Todo su pasado, despues de aquel último reflejo, le parecía como arrancado del corazón, como desposeído de ella misma, como si ya no le perteneciera, como si le perteneciera a otra persona. ¡Qué poco se sabe del corazón!

Aquella mañana, desde el ventanal de su casa, Constanze vió trascurrir de nuevo la vida de los demás bajo un limpio cielo azúl. Pero está vez no se iba a quedar inmóvil.
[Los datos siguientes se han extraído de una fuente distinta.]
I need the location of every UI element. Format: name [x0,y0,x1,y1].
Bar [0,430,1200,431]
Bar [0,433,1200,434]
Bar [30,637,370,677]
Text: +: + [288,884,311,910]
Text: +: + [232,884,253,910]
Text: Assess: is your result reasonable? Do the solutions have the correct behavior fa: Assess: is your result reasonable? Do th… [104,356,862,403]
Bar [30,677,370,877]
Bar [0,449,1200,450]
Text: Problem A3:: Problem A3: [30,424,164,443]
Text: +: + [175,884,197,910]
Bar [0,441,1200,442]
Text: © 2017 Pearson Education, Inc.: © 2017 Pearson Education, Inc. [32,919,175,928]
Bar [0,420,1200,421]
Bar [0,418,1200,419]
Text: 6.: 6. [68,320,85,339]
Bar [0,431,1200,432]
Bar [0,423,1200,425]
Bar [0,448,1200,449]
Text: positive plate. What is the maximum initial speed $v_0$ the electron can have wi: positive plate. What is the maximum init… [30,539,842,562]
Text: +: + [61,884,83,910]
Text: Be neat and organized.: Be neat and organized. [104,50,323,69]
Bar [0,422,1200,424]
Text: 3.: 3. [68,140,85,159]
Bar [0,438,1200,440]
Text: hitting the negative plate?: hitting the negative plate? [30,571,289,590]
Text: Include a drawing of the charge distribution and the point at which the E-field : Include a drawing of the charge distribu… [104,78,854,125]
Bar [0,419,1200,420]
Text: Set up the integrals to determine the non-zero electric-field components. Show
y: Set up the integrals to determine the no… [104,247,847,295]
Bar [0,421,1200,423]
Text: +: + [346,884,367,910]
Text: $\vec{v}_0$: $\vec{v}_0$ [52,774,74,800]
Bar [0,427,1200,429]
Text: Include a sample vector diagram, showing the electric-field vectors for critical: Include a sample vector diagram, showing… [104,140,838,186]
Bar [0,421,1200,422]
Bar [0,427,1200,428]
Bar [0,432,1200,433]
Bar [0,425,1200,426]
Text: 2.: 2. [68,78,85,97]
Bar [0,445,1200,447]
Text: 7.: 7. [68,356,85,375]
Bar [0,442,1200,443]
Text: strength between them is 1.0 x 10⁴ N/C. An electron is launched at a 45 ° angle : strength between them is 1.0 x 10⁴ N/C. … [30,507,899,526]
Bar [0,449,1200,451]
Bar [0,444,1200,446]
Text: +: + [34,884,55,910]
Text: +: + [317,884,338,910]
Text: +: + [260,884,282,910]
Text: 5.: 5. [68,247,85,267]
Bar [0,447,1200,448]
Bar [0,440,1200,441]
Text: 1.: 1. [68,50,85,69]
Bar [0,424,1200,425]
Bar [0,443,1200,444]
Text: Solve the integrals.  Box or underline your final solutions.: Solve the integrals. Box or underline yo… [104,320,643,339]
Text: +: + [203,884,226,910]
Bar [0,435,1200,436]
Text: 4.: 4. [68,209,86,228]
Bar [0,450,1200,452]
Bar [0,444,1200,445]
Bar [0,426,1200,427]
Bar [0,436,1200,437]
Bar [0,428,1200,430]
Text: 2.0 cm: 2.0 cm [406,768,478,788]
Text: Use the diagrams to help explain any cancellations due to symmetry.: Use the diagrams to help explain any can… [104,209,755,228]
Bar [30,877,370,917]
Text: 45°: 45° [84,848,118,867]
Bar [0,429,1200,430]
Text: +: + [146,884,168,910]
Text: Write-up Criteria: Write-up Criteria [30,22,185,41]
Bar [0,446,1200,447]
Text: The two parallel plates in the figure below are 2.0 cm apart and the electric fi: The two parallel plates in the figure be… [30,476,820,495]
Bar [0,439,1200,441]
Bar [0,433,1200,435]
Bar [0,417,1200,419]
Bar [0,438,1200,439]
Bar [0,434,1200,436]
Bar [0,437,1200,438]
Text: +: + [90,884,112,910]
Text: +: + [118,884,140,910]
Quizás el propio cielo azúl, quizás el movimiento incesante de personas que perseguían sus vidas, quizás el nuevo año o el último reflejo en el estanque, hizo que se planteara una cuestión, que se le antojaba trascendental para sus días: ¿existe otro yo desconocido?

Hasta ese momento, la idea que había reinado por encima de todas las demás en su vida, era que no existía su futuro, porque estaba convencida que el propio futuro no existe, que el futuro nunca llega, que solo lo imaginámos para despues olvidarlo o confundirlo y mezclarlo con lo presente.

Pero en aquella mañana limpia de enero buscó quizás una idea dulce (y turbia aún), que pudiera disipar pronto su  deseo y melancolía. Quizás existía otra Constanze, que ni ella misma ni el mundo conocían todavía; lejos de la imposibilidad, lejos de sus vicios y sus virtudes; y que creyera en el mañana hasta amarlo, como amaba y añoraba ahora sus días pasados.

Constanze decidió dar un paseo bajo aquella bóveda infinita, pura y azúl del cielo de Viena. Despues de atravesar a pleno sol los jardines helados de palacio y de respirar más profundamete que lo hacía la ciudad, la idea de otra Constanze, celosa y pura, empezó a cautivar su pensamiento menos pueril.

Aquel viernes de 1.781, decicidió aceptar una invitación que había desechado días atrás.